第521回 昭和の伝道師【戦中、戦後のパイロットの物語】
第520話 第6潜水艇の救助が開始される事。 2013年7月26日 金曜日の投稿です。
呉海軍工廠 伊地知季珍少将【いじちすえたか のちの海軍中将】の事故報告書によると、
明治43年4月15日1045時に、第6潜水艇の事故が発生して、実に、29時間45分前後経過して、
翌日の16日15時30分 潜水母艦 韓崎の潜水夫が、これを発見し、ただちに、アンカーを
取り付けた、ブイを撃ち込んで、目印とし、
他の艦艇に、知らされ、そのブイを取り囲むように、停泊、潜水作業の指揮官に、大田原 達
海軍少佐【海軍兵学校第26期】を指名し、救助活動が開始されたのであった。
務めており、 同じく、第9潜水艇の艇長 中城 虎意大尉が、その補佐の任にあたったのであった。
通常艦艇の人間より、餅は餅屋にと言うわけであったようである。
資料によると、水夫に、ハンマーを持たせて、潜水艇の側面をたたいて、 モールス信号を
送る事を試みたのであるが、どの場所でも、内部から全く反応がなく、 続いて、呉から来た、
サルベージのフックをタマ掛けする作業が開始されたのであった。
現在ならいざ知らず、当時の水深17メートルという数字は、随分と、作業が難航したらしく、
完全な形で、引き上げられたのは、日付が変わった、翌日の17日になってのことであった。

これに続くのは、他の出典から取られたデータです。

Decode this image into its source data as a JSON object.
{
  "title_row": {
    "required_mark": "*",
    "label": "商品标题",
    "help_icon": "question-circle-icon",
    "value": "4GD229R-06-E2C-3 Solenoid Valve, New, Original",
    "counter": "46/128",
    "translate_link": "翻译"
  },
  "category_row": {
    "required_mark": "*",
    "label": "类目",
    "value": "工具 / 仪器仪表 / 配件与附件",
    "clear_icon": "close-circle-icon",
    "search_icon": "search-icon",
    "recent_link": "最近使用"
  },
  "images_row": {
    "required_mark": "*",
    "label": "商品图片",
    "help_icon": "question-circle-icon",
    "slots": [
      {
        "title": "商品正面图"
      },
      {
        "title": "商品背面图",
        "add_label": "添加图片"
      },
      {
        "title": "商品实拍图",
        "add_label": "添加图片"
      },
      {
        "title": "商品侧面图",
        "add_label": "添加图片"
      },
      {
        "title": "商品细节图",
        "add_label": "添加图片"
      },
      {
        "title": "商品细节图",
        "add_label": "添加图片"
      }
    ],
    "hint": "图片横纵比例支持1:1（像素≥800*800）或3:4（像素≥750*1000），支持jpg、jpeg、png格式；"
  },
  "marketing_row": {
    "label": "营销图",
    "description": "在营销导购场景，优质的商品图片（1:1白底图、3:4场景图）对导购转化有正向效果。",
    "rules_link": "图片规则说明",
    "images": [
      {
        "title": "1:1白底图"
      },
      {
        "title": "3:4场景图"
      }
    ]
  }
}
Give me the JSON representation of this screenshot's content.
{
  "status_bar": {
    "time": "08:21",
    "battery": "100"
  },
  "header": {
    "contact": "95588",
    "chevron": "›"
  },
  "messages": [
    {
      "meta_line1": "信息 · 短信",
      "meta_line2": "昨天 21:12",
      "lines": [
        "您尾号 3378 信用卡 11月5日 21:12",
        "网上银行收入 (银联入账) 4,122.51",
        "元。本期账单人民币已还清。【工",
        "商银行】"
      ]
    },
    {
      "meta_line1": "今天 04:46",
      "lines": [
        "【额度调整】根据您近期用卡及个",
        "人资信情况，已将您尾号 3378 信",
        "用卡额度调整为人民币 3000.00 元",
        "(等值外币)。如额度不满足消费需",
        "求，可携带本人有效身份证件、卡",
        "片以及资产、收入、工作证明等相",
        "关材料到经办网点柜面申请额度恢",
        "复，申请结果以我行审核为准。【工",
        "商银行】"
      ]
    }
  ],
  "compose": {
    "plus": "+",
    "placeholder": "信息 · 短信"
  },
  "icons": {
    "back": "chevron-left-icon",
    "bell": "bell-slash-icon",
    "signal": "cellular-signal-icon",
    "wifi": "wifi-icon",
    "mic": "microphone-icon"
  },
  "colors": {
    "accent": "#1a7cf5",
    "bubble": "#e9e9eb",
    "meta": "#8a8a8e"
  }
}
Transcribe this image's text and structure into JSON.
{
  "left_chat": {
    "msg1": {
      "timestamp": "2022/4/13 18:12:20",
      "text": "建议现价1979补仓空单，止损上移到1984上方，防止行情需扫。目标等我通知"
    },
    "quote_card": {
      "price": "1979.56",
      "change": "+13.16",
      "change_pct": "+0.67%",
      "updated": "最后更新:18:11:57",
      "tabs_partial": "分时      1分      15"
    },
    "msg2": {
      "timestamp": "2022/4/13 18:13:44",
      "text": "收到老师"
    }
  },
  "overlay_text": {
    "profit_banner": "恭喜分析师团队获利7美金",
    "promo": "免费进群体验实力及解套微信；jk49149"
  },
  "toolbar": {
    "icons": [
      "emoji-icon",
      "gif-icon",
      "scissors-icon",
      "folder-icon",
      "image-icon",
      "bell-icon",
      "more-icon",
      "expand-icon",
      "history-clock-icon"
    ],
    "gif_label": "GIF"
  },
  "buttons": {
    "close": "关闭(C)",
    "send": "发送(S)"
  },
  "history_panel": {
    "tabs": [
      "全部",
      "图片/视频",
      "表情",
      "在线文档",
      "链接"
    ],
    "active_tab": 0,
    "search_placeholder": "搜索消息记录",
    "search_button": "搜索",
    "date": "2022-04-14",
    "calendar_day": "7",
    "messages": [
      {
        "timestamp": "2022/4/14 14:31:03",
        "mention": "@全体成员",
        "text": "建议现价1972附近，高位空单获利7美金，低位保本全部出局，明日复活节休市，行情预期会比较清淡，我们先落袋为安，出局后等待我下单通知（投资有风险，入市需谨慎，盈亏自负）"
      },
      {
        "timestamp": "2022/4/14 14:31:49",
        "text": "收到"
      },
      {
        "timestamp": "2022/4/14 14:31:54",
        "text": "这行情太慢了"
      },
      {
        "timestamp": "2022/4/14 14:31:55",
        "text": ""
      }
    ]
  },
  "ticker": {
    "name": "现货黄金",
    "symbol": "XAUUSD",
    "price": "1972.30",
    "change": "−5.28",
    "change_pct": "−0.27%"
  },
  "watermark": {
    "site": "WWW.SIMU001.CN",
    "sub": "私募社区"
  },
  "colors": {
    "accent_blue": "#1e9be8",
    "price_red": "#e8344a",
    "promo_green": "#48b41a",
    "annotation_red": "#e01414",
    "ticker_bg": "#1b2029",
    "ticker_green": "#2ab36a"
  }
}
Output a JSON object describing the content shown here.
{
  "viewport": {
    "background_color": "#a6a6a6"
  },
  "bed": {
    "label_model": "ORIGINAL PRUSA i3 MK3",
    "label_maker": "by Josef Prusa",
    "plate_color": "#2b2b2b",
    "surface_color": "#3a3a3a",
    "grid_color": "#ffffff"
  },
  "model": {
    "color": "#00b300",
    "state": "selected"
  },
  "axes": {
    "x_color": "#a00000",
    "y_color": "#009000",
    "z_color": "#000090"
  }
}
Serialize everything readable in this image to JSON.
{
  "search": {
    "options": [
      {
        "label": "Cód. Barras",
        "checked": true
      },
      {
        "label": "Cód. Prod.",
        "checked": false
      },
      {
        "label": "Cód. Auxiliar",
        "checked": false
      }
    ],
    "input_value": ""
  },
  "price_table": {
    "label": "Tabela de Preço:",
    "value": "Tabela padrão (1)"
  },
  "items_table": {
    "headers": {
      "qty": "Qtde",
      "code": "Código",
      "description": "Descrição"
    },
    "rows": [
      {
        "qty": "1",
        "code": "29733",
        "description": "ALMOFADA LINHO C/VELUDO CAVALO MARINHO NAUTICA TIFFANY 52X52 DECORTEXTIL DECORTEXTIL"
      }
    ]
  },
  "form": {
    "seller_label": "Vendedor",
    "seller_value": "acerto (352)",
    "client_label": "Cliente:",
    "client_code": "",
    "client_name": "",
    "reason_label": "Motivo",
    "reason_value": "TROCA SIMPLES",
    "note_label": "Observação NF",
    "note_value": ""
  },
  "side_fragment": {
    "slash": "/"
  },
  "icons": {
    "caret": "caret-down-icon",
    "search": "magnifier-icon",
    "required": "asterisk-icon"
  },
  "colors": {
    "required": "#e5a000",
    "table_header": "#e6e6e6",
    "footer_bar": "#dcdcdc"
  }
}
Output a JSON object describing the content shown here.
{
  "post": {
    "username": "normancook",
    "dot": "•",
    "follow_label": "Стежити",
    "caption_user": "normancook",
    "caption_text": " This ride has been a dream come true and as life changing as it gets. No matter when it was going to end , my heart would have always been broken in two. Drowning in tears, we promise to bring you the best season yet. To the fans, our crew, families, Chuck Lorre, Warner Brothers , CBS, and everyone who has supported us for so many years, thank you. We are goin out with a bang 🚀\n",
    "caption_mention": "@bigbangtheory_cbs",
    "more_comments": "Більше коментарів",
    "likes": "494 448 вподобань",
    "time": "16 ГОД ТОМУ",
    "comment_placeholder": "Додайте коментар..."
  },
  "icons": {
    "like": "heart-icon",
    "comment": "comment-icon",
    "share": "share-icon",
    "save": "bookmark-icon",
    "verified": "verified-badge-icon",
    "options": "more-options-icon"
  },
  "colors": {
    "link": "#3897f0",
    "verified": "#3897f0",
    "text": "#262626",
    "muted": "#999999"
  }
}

メインタンクの海水のバラストを抜かないと、重量が過大になると言うことで、排水作業が行われ、
内部の乗員の救助は、後回しにされたらしい、と言うのが、 有毒ガスが充満し、2次遭難が予想され、
艇内の換気など、色々行った後、 監視船 歴山丸で、監視作業をしていた、佐薙一逸 一等兵曹が、
艇内に入りたいと、志願したらしいが、 暗闇の内部に入ると、倒れて、上がってこれない危険性が
あり、 当時は、随分と、躊躇されたらしい、しかし、彼は、第6潜水艇の狭い内部を、よく把握していて、
暗闇の中でも、何とかなるとの申し出に従い、腰にヒモを結んで、内部に入り、倒れた戦友を
随時運び出したのであった。
すぐさま、手旗信号にて、情報は、周囲の艦艇に送られ、第6潜水艇と、乗員の遺体は、
呉の海軍工廠に、送られたのであった。
資料には、乗員は、それぞれの持ち場に腰をかけ、絶命し、2名は、修理箇所で絶命
していたと、申し立てがあるのであるが、 申し立て人は、 大田原 達 少佐と、
中城 虎意 大尉【海兵28期卒】の連署でなされていたのであった。
呉に14人の遺体が運ばれ、軍医が検死したところ、全員、有毒ガスによる、
窒息死と言うことがわかり、 遺体を改めると、艇長、佐久間 勉 大尉の衣服の
ポケットから、手帳が発見され、そこには、 明治42年4月15日 1230時と、日時を
記入した、遺言書と、現状の状況を、的確に記入した、メモ書きが発見されたのであった。
機密保持のため、新聞などへの発表を一定期間禁止したのであった。
それは、当時としては、 適切な処置である。
その後、事故の発表をするべきであると、加藤司令長官は、判断したのであった。